No animal has evolved independently of symbiotic microbes. Instead, each is densely populated by, and has coevolved with, suites of microbes whose genomes have profoundly affected its biology (1-5). Certainly some of the microbes associated with animals’ bodies are pathogenic, but many are beneficial. For example, symbiotic microbes are critical to animal nutrition and defense, and they serve as important catalysts for the effective development of animal tissues and neural connections. It is also becoming increasingly apparent that symbiotic microbes can contribute to animal behavior (6,7). As a paradigm-shifting consequence, animals are beginning to be viewed as metaorganisms, or holobionts — consortia of animal hosts and their core symbiotic microbes and viruses — rather than as isolated entities (1-4).

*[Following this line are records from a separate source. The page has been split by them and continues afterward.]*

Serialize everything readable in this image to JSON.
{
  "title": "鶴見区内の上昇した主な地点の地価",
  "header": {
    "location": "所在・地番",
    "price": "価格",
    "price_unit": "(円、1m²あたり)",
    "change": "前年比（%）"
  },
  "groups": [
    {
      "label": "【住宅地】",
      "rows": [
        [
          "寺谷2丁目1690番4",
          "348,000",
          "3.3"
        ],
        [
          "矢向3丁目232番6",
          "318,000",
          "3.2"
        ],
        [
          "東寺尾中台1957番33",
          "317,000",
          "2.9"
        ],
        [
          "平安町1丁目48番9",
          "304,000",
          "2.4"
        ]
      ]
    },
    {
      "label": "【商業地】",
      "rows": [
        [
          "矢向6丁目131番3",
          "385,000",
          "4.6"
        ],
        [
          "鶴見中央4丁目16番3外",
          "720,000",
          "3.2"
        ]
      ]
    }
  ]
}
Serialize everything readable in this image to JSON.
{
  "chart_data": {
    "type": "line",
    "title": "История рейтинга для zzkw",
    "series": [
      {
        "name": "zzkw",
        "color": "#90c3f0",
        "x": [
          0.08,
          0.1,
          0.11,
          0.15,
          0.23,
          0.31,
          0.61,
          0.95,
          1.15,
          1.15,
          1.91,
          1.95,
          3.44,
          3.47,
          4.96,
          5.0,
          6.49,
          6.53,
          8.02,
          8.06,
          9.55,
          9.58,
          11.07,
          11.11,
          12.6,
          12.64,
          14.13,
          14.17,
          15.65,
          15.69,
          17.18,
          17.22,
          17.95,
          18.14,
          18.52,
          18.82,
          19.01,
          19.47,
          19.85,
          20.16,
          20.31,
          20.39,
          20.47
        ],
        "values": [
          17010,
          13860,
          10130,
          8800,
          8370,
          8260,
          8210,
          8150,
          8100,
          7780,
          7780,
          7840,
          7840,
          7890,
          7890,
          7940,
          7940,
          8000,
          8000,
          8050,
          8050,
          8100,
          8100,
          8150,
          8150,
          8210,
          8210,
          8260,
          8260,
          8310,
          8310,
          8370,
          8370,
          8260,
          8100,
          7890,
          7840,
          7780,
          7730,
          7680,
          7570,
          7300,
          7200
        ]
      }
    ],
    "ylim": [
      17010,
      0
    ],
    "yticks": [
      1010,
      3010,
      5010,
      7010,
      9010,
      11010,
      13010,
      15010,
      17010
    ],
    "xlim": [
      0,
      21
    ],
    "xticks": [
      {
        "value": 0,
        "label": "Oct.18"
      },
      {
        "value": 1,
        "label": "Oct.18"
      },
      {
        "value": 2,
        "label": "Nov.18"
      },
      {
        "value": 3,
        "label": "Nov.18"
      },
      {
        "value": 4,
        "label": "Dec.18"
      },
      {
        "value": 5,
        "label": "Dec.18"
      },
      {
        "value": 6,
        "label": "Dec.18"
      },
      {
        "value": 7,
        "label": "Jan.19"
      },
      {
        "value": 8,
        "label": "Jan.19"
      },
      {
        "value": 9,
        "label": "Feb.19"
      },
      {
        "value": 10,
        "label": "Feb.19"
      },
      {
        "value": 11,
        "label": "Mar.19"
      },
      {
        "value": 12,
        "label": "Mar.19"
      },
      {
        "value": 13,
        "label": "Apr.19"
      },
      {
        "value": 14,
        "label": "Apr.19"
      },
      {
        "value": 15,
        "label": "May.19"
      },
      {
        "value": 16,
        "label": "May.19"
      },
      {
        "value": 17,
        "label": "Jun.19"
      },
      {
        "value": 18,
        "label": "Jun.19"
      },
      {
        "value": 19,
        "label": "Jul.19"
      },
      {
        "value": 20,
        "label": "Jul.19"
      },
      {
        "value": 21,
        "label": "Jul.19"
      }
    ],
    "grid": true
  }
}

The hologenome model of evolution — heralded as the new frontier of animal biology — posits that interactions between hosts and their microbionts affect the fitness of the holobiont, genetic variation among holobionts can be enhanced by the incorporation of new microbionts, even within the lifetime of a host, and microbionts can be transmitted across generations of hosts with fidelity (3). My broad research objective is to use postulated microbially-mediated chemical signaling systems of animals to evaluate the hologenome model of evolution. My current specific research objectives are discussed on the research page.
1. Bosch, T.C.G. & McFall-Ngai, M.J. 2011. Metaorganisms as the new frontier. Zoology 114, 185-190.
2. Savinov, A. 2011. Autocenosis and democenosis as individual- and population-level ecological categories in terms of symbiogenesis and systems approach. Russian J Ecol 42, 179-185.
3. Zilber-Rosenberg, I. & Rosenberg, E. 2008. Role of microorganisms in the evolution of animals and plants: the hologenome theory of evolution. FEMS Microbiol Rev 32, 723-735.
4. Brucker, R.M. & Bordenstein, S.R. 2013. The capacious hologenome. Zoology 116, 260-261.
5. Mcfall-Ngai, M.J. et al. 2013. Animals in a bacterial world, a new imperative for the life sciences. PNAS 110, 3229-3236.
6. Ezenwa, V.O. et al. 2012. Animal behavior and the microbiome. Science 338, 198-199.
7. Archie, E.A. & Theis, K.R. 2011. Animal behaviour meets microbial ecology. Anim Behav 82, 425-436.